[A]dvocates of municipal broadband say bringing high-speed Internet to rural areas would improve the state’s economy.
But bringing broadband to underserved areas such as Orange and Windsor counties would require the House Committee on Commerce and Economic Development to revive three bills that are currently on hold.

The committee’s highest priority right now is an economic development bill that must be merged with the Senate version of the jobs bill, S.138.
Three bills related to building out fiber-optic cable — H.224, H.352, and H.353 — are on the committee’s “maybe” list, said Rep. Bill Botzow, D-Bennington.
Universal broadband advocates who represent towns that are part of the municipal broadband entity ECFiber are lobbying lawmakers to take up the legislation.
Paul Haskell, a delegate for the town of Sharon on the ECFiber board, said Wednesday he began advocating for a fiber buildout in his county when he found out that children had much better technology in school than at home.
“We’re just a huge, underserved region, but we have a lot of kids who can’t do their homework,” said CJ Stumpf of East Randolph. Stumpf said a child in her town was issued an iPad at school and used it as a paperweight at home because he had no Internet access.

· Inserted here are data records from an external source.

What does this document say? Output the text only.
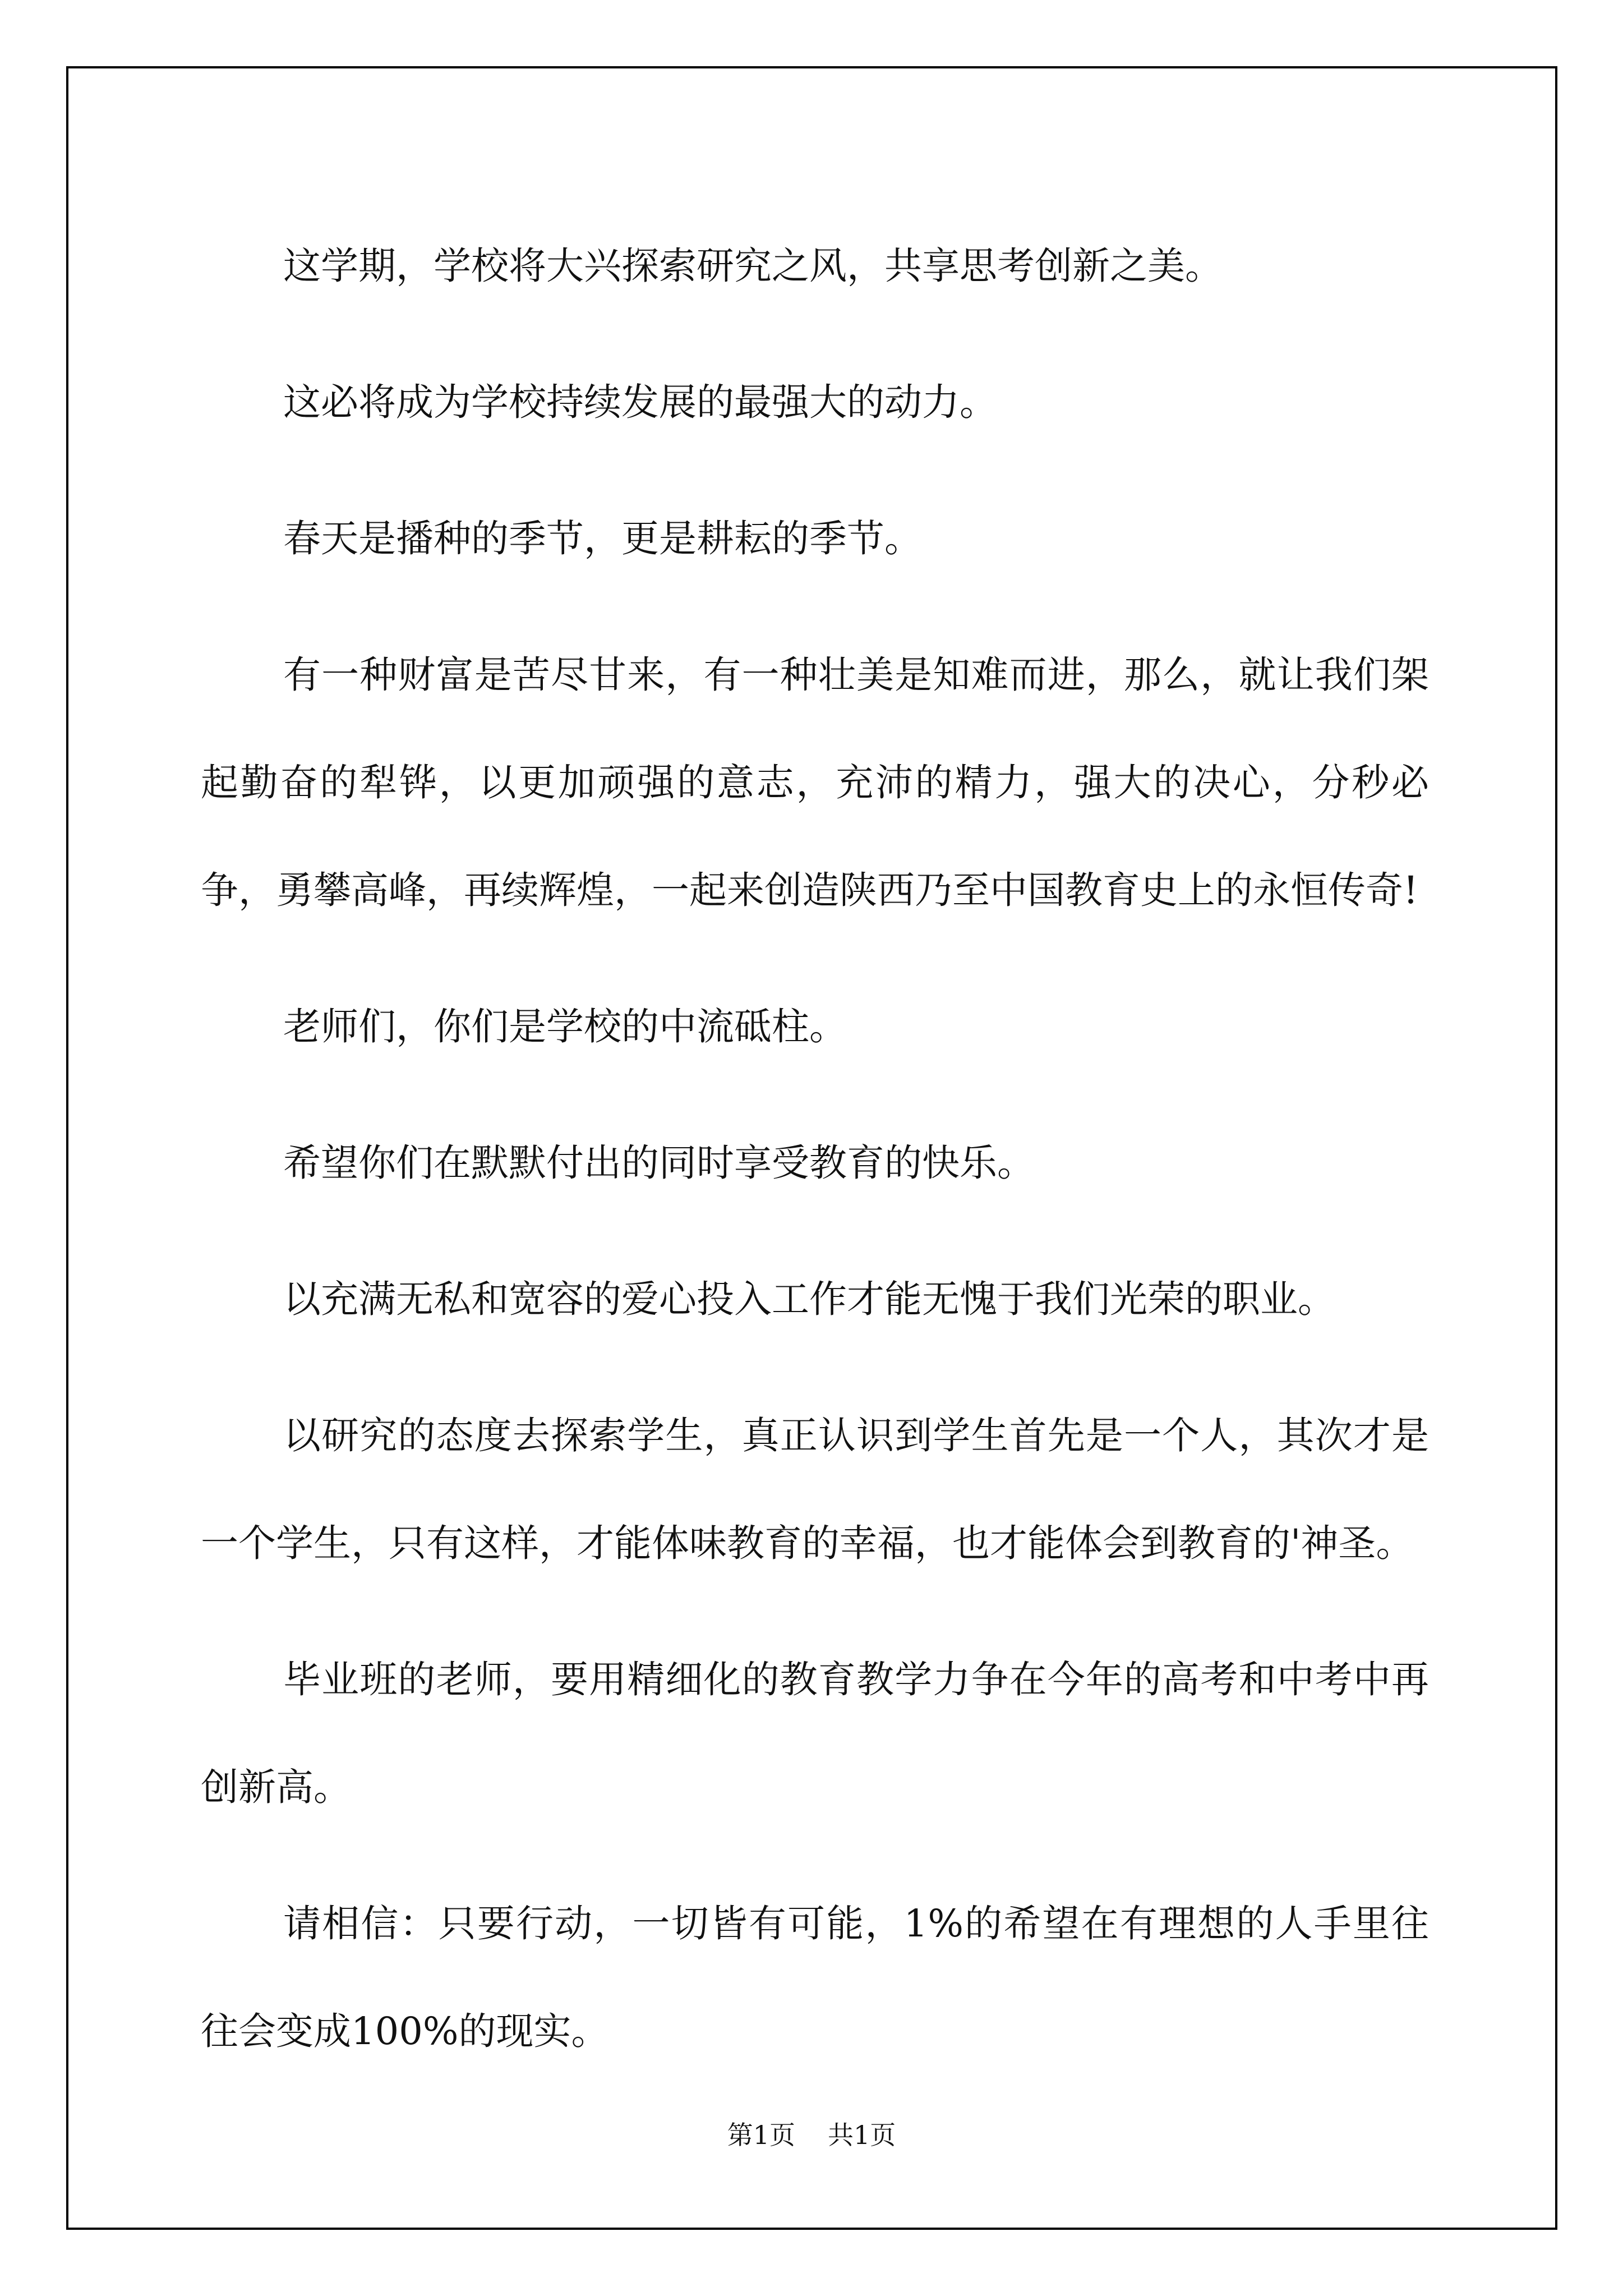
这学期，学校将大兴探索研究之风，共享思考创新之美。

这必将成为学校持续发展的最强大的动力。

春天是播种的季节，更是耕耘的季节。

有一种财富是苦尽甘来，有一种壮美是知难而进，那么，就让我们架起勤奋的犁铧，以更加顽强的意志，充沛的精力，强大的决心，分秒必争，勇攀高峰，再续辉煌，一起来创造陕西乃至中国教育史上的永恒传奇!

老师们，你们是学校的中流砥柱。

希望你们在默默付出的同时享受教育的快乐。

以充满无私和宽容的爱心投入工作才能无愧于我们光荣的职业。

以研究的态度去探索学生，真正认识到学生首先是一个人，其次才是一个学生，只有这样，才能体味教育的幸福，也才能体会到教育的'神圣。

毕业班的老师，要用精细化的教育教学力争在今年的高考和中考中再创新高。

请相信：只要行动，一切皆有可能，1%的希望在有理想的人手里往往会变成100%的现实。

第1页 共1页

Haskell says he pays $99 per month for broadband speeds of 20 mbps for uploading and downloading through ECFiber. That high-speed service is several times faster than DSL service and enables him to set up a repeater in his living room to receive cellphone signals through the Internet.
Two of the one-page bills in front of House Commerce, H.224 and H.352, are designed to make it easier for Internet providers to install fiber-optic cable on existing utility poles.
H.224 would streamline the permitting process for Internet providers and phone companies who want to put cables and conduits on utility poles.
According to Corey Chase, a telecom infrastructure specialist at the Department of Public Service, the process involves bringing different companies together to determine how to get the new entity on the pole. Existing cables might have to be moved around, or engineers might need to stabilize a pole, in a “make-ready” process.
“If someone, the person trying to attach, if they think it’s taken too long, then they can go to the Public Service Board, and they can ask the Public Service Board to help them,” said Jim Porter, senior policy and telecommunications director for the Department of Public Service.
H.352 would go a little further. The bill would direct the Public Service Board to write rules that give recourse to an attaching company if the owner of the utility pole doesn’t complete the process to prepare the pole within a timely manner.
“That’s the problem I hear from providers is that the make-ready work takes too long, and if you do take it to the Public Service Board they can take up to 180 days to make a decision,” Porter said.
Porter did not endorse either bill, but said the board might be able to provide recourse without passing any new laws. Chase said the department wants to give new companies “reasonable access to the poles” without making those companies spend all their time serving the new attaching companies.
The third bill on the House Commerce wall, H.353, would put municipal broadband providers into “telecommunications union districts.” That might entice investors on Wall Street to put money into entities such as ECFiber, according to Haskell. Right now, 24 member towns are involved in an “inter-local contract” that makes up ECFiber.
Botzow, chair of House Commerce, said his primary focus is improving the effectiveness of workforce training. Companies complain that workers aren’t adequately trained for vacant positions.
“In no way am I disinterested in any of them [the broadband bills], but the committee has asked us to look at other things first,” Botzow said.
House Commerce just finished taking testimony Wednesday on 60 pages of legislation related to contract laws, and it passed a bill weeks ago to make it easier for limited liability companies to form in Vermont.